The Post article basically argues that since there is “currently no national guidance on the separation or coexistence of GE and non-GE agricultural zones, individual localities, such as Jackson County, have started taking matters into their own hands.”
This is a popular view since in addition to Jackson County, five counties in California, and at least one in Washington, Hawaii and another in Oregon, have enacted similar ordinances and more may be on the way. Costilla County in Colorado, for instance, is currently pushing for a GE-free zone, although the ordinance has not yet been enacted.
But such regulations rarely occur uncontested. For example, shortly after the Jackson County ordinance received enough signatures for the ballot, the state of Oregon passed an emergency bill barring any other counties from regulating genetically-engineered agriculture.
The issue remains a knotty one on the scientific side as well. Scientists have largely concluded that genetically modified organisms are safe for human consumption and frequently benefit the environment, in spite of the fact that many members of the public remain skeptical and continue to push for more transparent GMO labeling.

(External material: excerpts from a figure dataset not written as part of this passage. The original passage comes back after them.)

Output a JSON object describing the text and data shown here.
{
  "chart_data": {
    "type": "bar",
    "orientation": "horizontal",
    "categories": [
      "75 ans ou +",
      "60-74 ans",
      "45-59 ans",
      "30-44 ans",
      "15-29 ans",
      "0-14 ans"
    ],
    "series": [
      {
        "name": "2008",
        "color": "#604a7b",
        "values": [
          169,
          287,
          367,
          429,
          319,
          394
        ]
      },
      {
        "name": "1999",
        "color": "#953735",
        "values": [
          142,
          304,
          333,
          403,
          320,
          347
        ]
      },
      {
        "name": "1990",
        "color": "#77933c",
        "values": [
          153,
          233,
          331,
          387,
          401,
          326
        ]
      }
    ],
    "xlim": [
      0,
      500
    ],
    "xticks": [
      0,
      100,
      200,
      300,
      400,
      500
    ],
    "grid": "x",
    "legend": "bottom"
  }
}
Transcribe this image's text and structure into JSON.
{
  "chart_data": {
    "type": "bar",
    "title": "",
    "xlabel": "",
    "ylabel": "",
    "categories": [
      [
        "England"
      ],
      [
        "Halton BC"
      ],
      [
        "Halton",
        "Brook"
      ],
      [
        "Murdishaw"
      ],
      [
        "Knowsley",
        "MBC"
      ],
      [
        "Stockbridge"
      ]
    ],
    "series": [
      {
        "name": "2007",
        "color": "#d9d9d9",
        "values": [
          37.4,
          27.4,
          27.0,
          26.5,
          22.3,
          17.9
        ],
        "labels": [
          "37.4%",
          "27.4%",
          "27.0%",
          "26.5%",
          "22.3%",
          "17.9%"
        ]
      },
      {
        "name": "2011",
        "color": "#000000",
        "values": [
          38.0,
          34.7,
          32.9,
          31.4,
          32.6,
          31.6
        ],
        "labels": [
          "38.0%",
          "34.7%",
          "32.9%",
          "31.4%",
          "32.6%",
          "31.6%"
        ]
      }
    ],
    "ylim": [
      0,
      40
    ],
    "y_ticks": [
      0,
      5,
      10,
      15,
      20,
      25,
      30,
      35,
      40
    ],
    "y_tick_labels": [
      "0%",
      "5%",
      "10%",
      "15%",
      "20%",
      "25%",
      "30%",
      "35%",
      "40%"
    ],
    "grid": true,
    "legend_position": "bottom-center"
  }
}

As a result, the economic concerns of farmers who wish to keep their crops GE-free is “another facet in an already thorny and ongoing debate,” the Post says. And, it thinks the issue is not likely to become simpler anytime soon. “I think these issues are only going to grow in intensity as organic or non-GM foods become more and more popular,” Kuzma said. She thinks these contamination issues deserve more open and transparent discussion and broader participation.”
Well, maybe so, but USDA’s organic program participants have been discussing similar problems for some time without much success.
Part of the problem is that the non-biotech brand is seen as valuable to farmers who use it, just as the technology is valuable to producers who use that and arguments by advocates about health or environmental threats have not been substantiated.
The issue in Oregon involved another prominent ag concern, and that is the effectiveness of State “Right to Farm” laws. In the recent federal court case in Oregon, the United States District Court for the District of Oregon said that it considered whether the Jackson County Ordinance violates the Oregon Right to Farm Act, and that it does not.
The court reasoned quite narrowly that the purpose of Right to Farm was to protect farms and farming practices from urban encroachment, and that this protection does not give free license for a farmer to use any farming practice. The court reasoned that the purpose of the current ordinance is to prevent damage to non-GMO farmers from genetic drift, so it fell within the Right to Farm Act exception and, therefore, did not violate the Act.
The decision likely came as something of a shock to conventional producers in Oregon, in part because the court also took into account state and local political sentiment against biotech contamination. So, as the Right to Farm statutes are currently being used in Oregon, they may not provide anywhere near as much protection as their advocates once thought, Washington Insider believes.